Most Americans Want to Share and Access More Digital Health Data

A national survey conducted in 2020 by Public Opinion Strategies and Hart Research Associates in conjunction with The Pew Charitable Trusts shows:

  • Eighty-one percent of adults support increased access to health information for patients and providers.
  • More than two-thirds of adults want their clinicians to exchange some health information that federal data-sharing polices don’t currently require, such as advanced care plans or end-of-life preferences, images (such as X-rays), and family medical histories.
  • Most Americans want their data to be both more accessible and better protected. For example, although most respondents want to use apps on smartphones, tablets, and computers to access their health information, those who expressed serious privacy concerns nearly doubled—from 35% to 62%—when they were told that federal privacy protections do not cover data stored on apps. Many said that extending these laws could help alleviate their apprehension.

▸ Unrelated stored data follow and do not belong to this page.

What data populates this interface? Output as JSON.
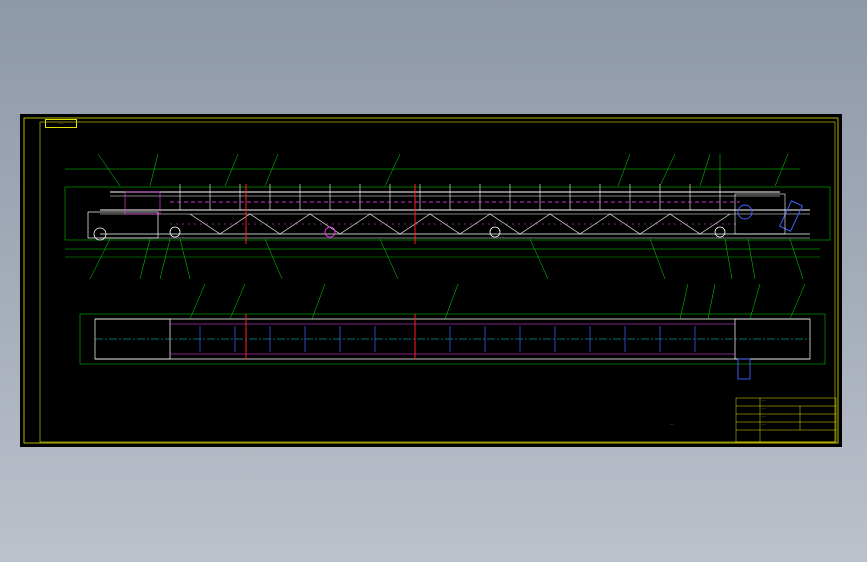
{
  "colors": {
    "desktop_top": "#8d98a8",
    "viewport": "#000000",
    "frame": "#e0e000",
    "structure": "#ffffff",
    "leader": "#00e000",
    "rollers": "#ff40ff",
    "motor": "#4060ff",
    "cut_line": "#ff2020",
    "centerline": "#00e0e0"
  },
  "drawing": {
    "tag": "···",
    "note": "···",
    "title_block": {
      "line1": "···",
      "line2": "···",
      "line3": "···",
      "line4": "···"
    }
  }
}
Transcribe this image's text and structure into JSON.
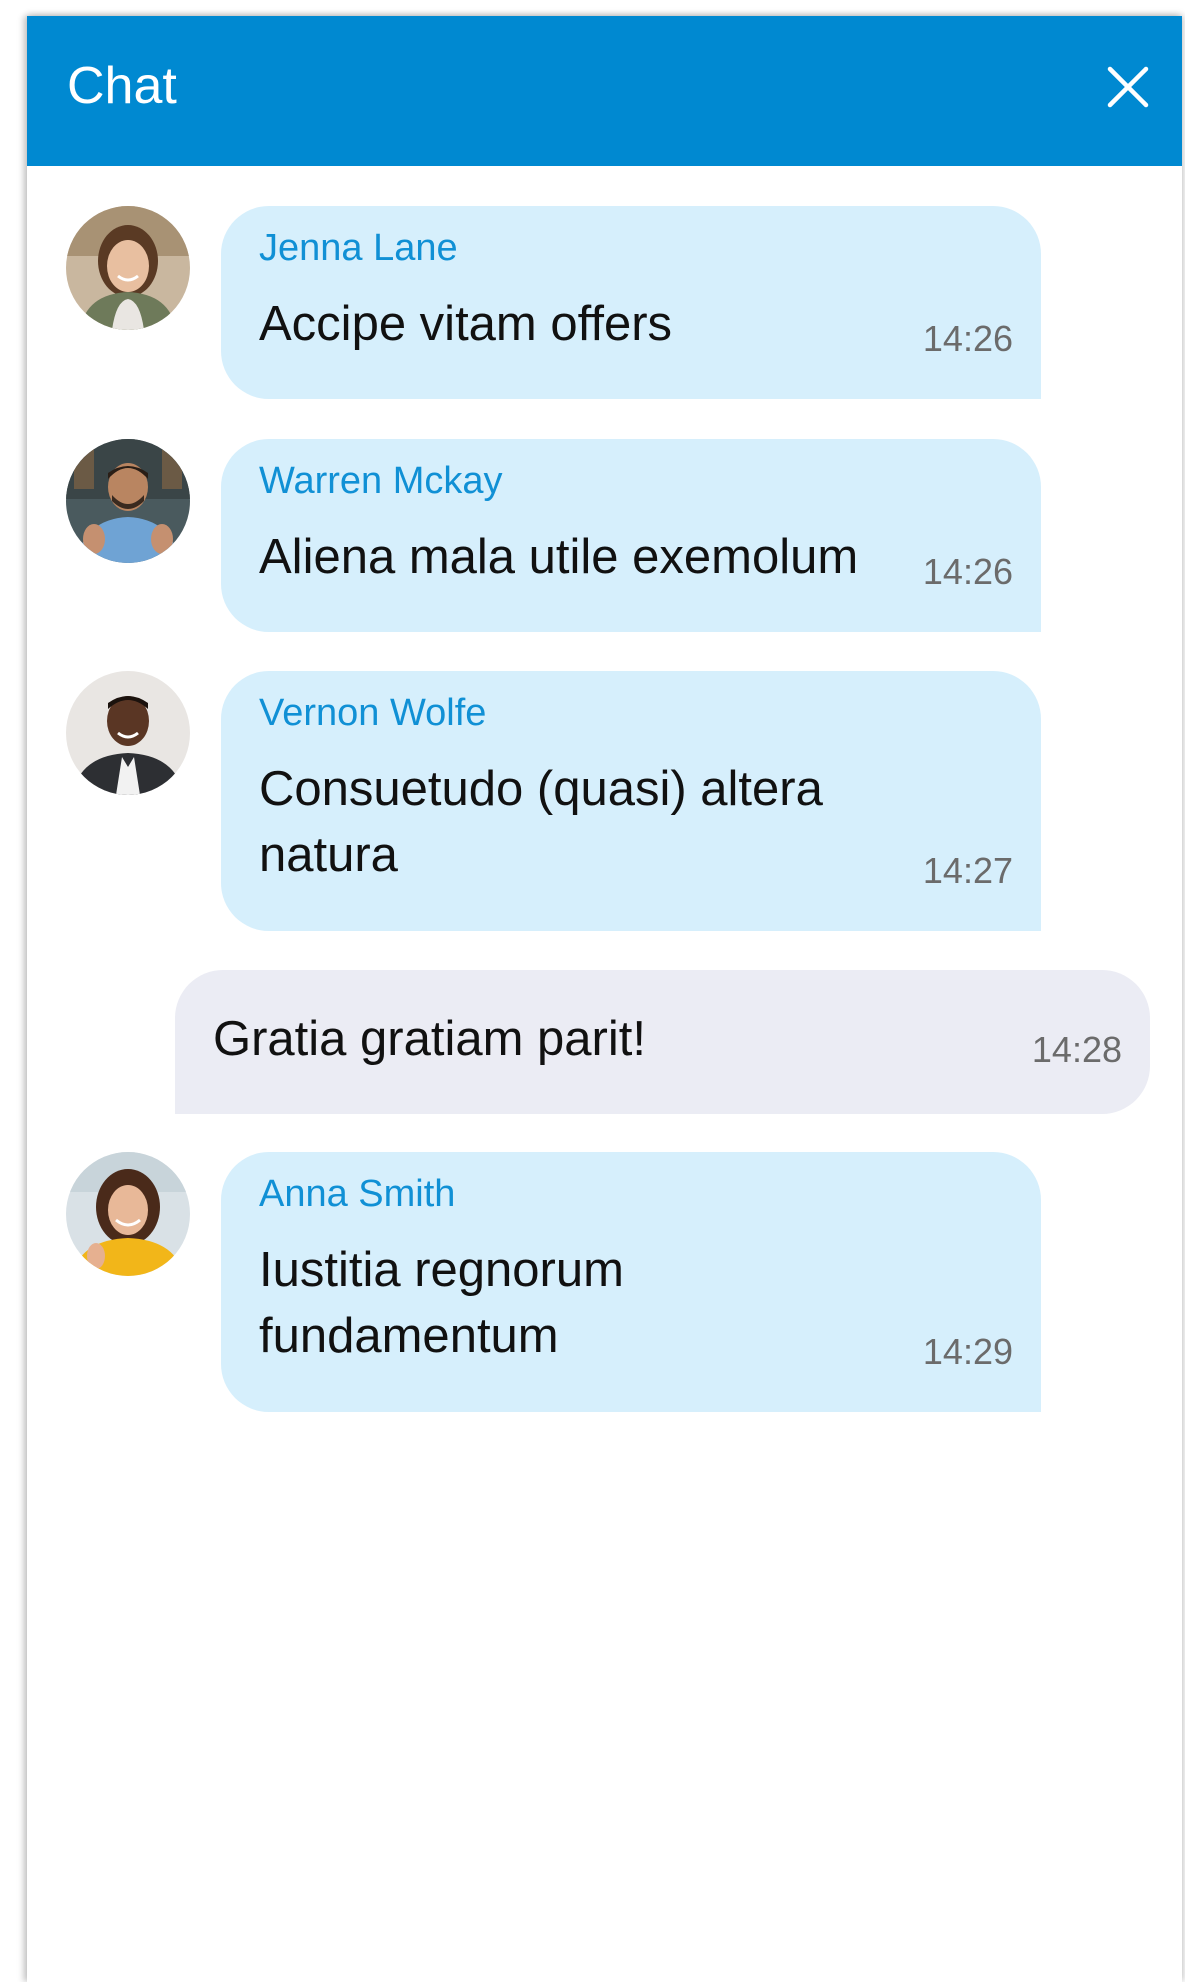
{
  "header": {
    "title": "Chat",
    "close_icon": "close-icon",
    "background_color": "#0089d1"
  },
  "messages": [
    {
      "sender": "Jenna Lane",
      "text": "Accipe vitam offers",
      "time": "14:26",
      "avatar_icon": "avatar-jenna-lane"
    },
    {
      "sender": "Warren Mckay",
      "text": "Aliena mala utile exemolum",
      "time": "14:26",
      "avatar_icon": "avatar-warren-mckay"
    },
    {
      "sender": "Vernon Wolfe",
      "text": "Consuetudo (quasi) altera natura",
      "time": "14:27",
      "avatar_icon": "avatar-vernon-wolfe"
    },
    {
      "own": true,
      "text": "Gratia gratiam parit!",
      "time": "14:28"
    },
    {
      "sender": "Anna Smith",
      "text": "Iustitia regnorum fundamentum",
      "time": "14:29",
      "avatar_icon": "avatar-anna-smith"
    }
  ],
  "colors": {
    "incoming_bubble": "#d6effc",
    "outgoing_bubble": "#ebecf4",
    "sender_name": "#1090d5",
    "timestamp": "#6b6b6b"
  }
}
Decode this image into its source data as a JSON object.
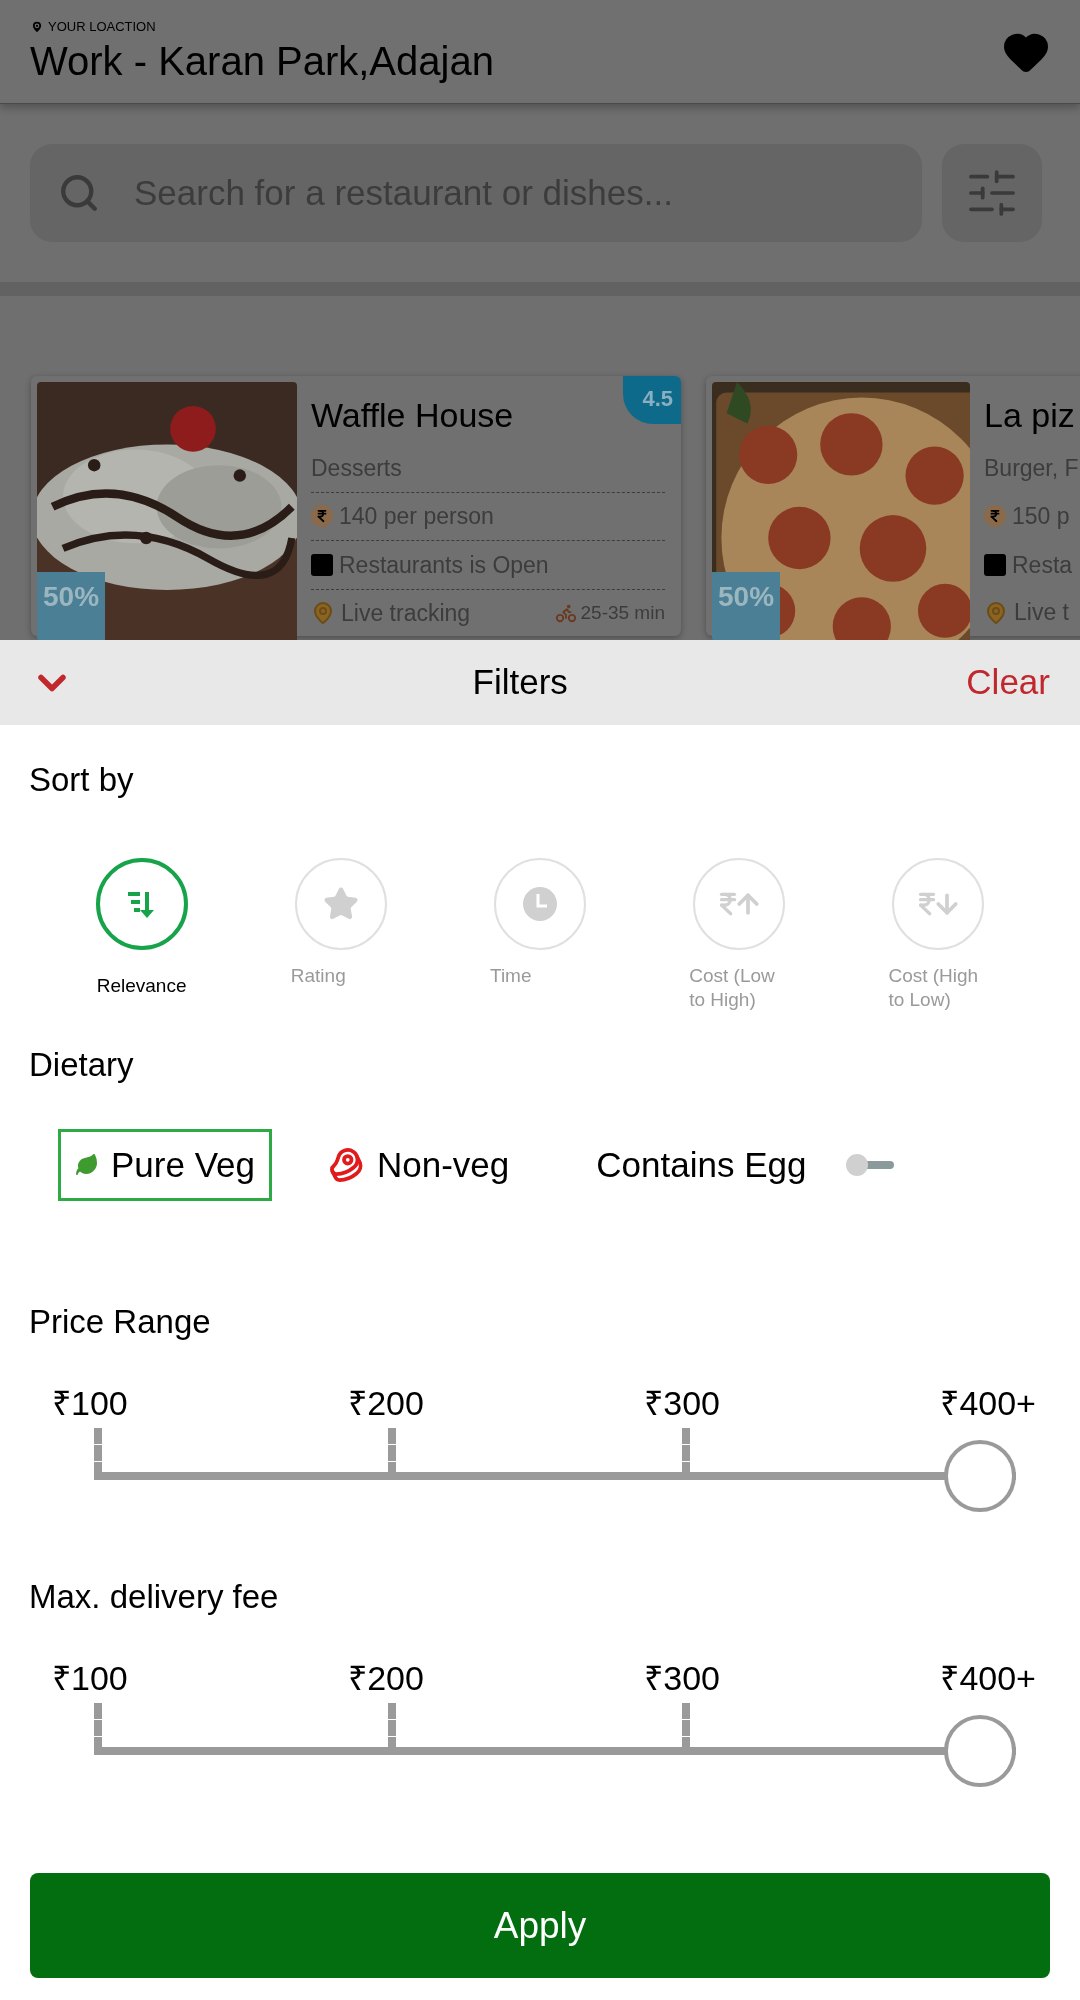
{
  "header": {
    "location_label": "YOUR LOACTION",
    "location": "Work - Karan Park,Adajan"
  },
  "search": {
    "placeholder": "Search for a restaurant or dishes..."
  },
  "restaurants": [
    {
      "name": "Waffle House",
      "rating": "4.5",
      "cuisine": "Desserts",
      "price": "140 per person",
      "status": "Restaurants is Open",
      "tracking": "Live tracking",
      "time": "25-35 min",
      "offer": "50%"
    },
    {
      "name": "La piz",
      "cuisine": "Burger, F",
      "price": "150 p",
      "status": "Resta",
      "tracking": "Live t",
      "offer": "50%"
    }
  ],
  "filters": {
    "title": "Filters",
    "clear": "Clear"
  },
  "sort": {
    "title": "Sort by",
    "options": [
      {
        "kind": "relevance",
        "label": "Relevance",
        "selected": true
      },
      {
        "kind": "rating",
        "label": "Rating",
        "selected": false
      },
      {
        "kind": "time",
        "label": "Time",
        "selected": false
      },
      {
        "kind": "cost_up",
        "label": "Cost (Low to High)",
        "selected": false
      },
      {
        "kind": "cost_down",
        "label": "Cost (High to Low)",
        "selected": false
      }
    ]
  },
  "dietary": {
    "title": "Dietary",
    "options": [
      {
        "kind": "veg",
        "label": "Pure Veg",
        "selected": true
      },
      {
        "kind": "nonveg",
        "label": "Non-veg",
        "selected": false
      }
    ],
    "egg_toggle": {
      "label": "Contains Egg",
      "on": false
    }
  },
  "sliders": [
    {
      "title": "Price Range",
      "ticks": [
        "₹100",
        "₹200",
        "₹300",
        "₹400+"
      ],
      "level": 1
    },
    {
      "title": "Max. delivery fee",
      "ticks": [
        "₹100",
        "₹200",
        "₹300",
        "₹400+"
      ],
      "level": 1
    }
  ],
  "apply_button": "Apply"
}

  • Across political party lines, most adults—82% of Democrats, 66% of independents, and 51% of Republicans—support additional federal measures to improve the accurate exchange of records between health care providers.
  • About 4 in 10 survey respondents said the coronavirus pandemic made them more likely to support efforts that enable data-sharing among a patient’s providers and let people download their personal data from EHRs to apps on smartphones and other devices.
  • By a roughly 2-to-1 margin, respondents were comfortable with their health providers scanning patient fingerprints or assigning individuals a unique number or code to ensure that different EHR systems correctly match records for the same person, a long-standing challenge of data exchange.